All I could think of were good memories I had with my dad growing up. The thick snow on the ground, big beautiful snowflakes quietly falling while my dad is pulling the sledge explaining the nature to me. How we collected conkers together for my school assignment while dad talked about chestnut trees and answered my questions about anything and everything. How we chose books to buy and talked about them after reading them together…

As a contrast, a memory of us sitting on the roof during the attack became a constant. We were sweating, sitting on the tiled floor in the blood puddle, listening to the noise of bullets and RPGs. A helicopter that was sent to extract us had to pull out because the shooting in and around the house intensified. We could only wait as we had in the previous few hours.
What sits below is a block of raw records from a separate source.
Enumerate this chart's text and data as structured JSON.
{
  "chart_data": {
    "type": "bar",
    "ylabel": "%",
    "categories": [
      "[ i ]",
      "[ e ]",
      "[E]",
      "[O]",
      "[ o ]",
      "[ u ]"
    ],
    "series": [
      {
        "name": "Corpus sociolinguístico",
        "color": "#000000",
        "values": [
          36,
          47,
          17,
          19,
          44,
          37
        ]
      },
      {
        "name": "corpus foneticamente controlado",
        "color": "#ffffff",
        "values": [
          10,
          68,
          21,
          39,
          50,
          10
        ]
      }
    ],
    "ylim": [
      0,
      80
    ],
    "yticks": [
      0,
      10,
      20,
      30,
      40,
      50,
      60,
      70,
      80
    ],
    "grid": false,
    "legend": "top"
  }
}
My husband now sat next to me with tourniquet high up on his arm but still bleeding. We were all quiet when he put his hand on mine,

– We gonna get out of here, you know.

– I know – I said, thinking – No, we won’t…
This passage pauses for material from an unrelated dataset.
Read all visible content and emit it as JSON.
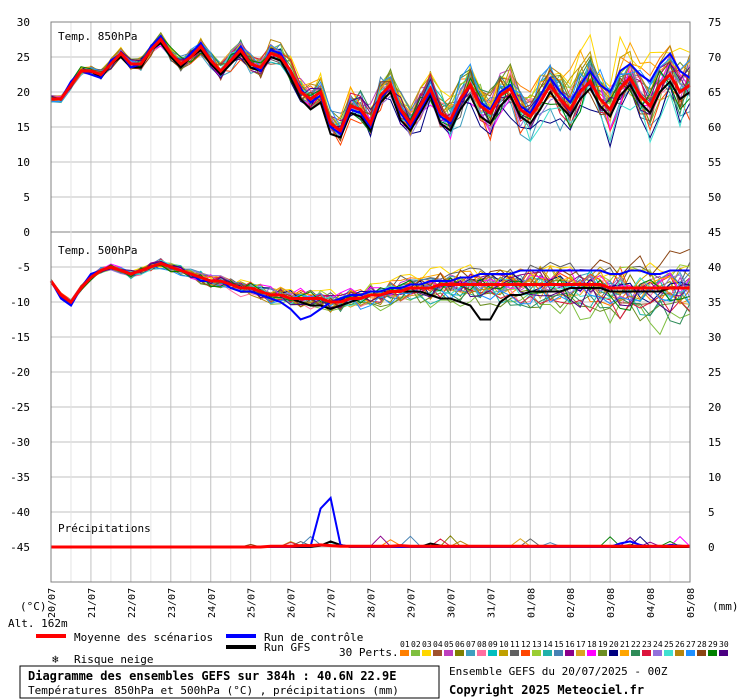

We went quiet again and just sat there. I felt as if I were detached from my body sitting on top of the water tower, watching us in pain and fear but calm, tired and waiting. The day was bright and hot. Mum… Would I see her again, have coffee with her or laugh with her again? When was the last time I told her I loved her?

Going through all these files of memories when my dad passed away unlocked the door that I shut tight and chained after the attack. Plus, pregnant?! I’m going to have a baby! We’re going to have a baby! It felt as if the missing piece were put in the right place in the puzzle and the whole puzzle illuminated, revived me. I felt ready to get up, brush my teeth and start the day.

 

‘A baby is not the answer.’

 

Broken relationships cannot be patched-up with babies, we know that, but this was different (how many times have you heard that?). I never thought I’d say this, but the baby was an answer. It patched-up broken relationship between myself and I. At the time, I was nervous, worried, insecure and although I said after the attack that I’d never have children, the knowledge of the new life that we created rekindled me. It was the best surprise ever – there is a new life within me that bears my new self.

As if I pulled the curtains and opened the window, the light was back in, and I took a deep breath of fresh air. I could see my life in a perspective again. The road opened up ahead of me, and I could stop going in circles now. It was the time for me to focus my energy on creating and nourishing my new life instead of hating the old one.

The only reasonable thing for me to do was to give up hate. I had no energy or time for it anymore, and it was not an option. ‘New’ was the word of the day, and we decided to live it. Nothing represents the New better than the change of environment, so we changed countries and distanced ourselves from our triggers.

 

I gave up hate to recreate myself and build a new life for us.

 

We closed the first book in a series and opened the second one. The clean sheet before us, quill in hand.

 

Photo: ‘Embryo’ by Bisa Jelisavac. Farewell gift from a family friend before we moved back to the UK.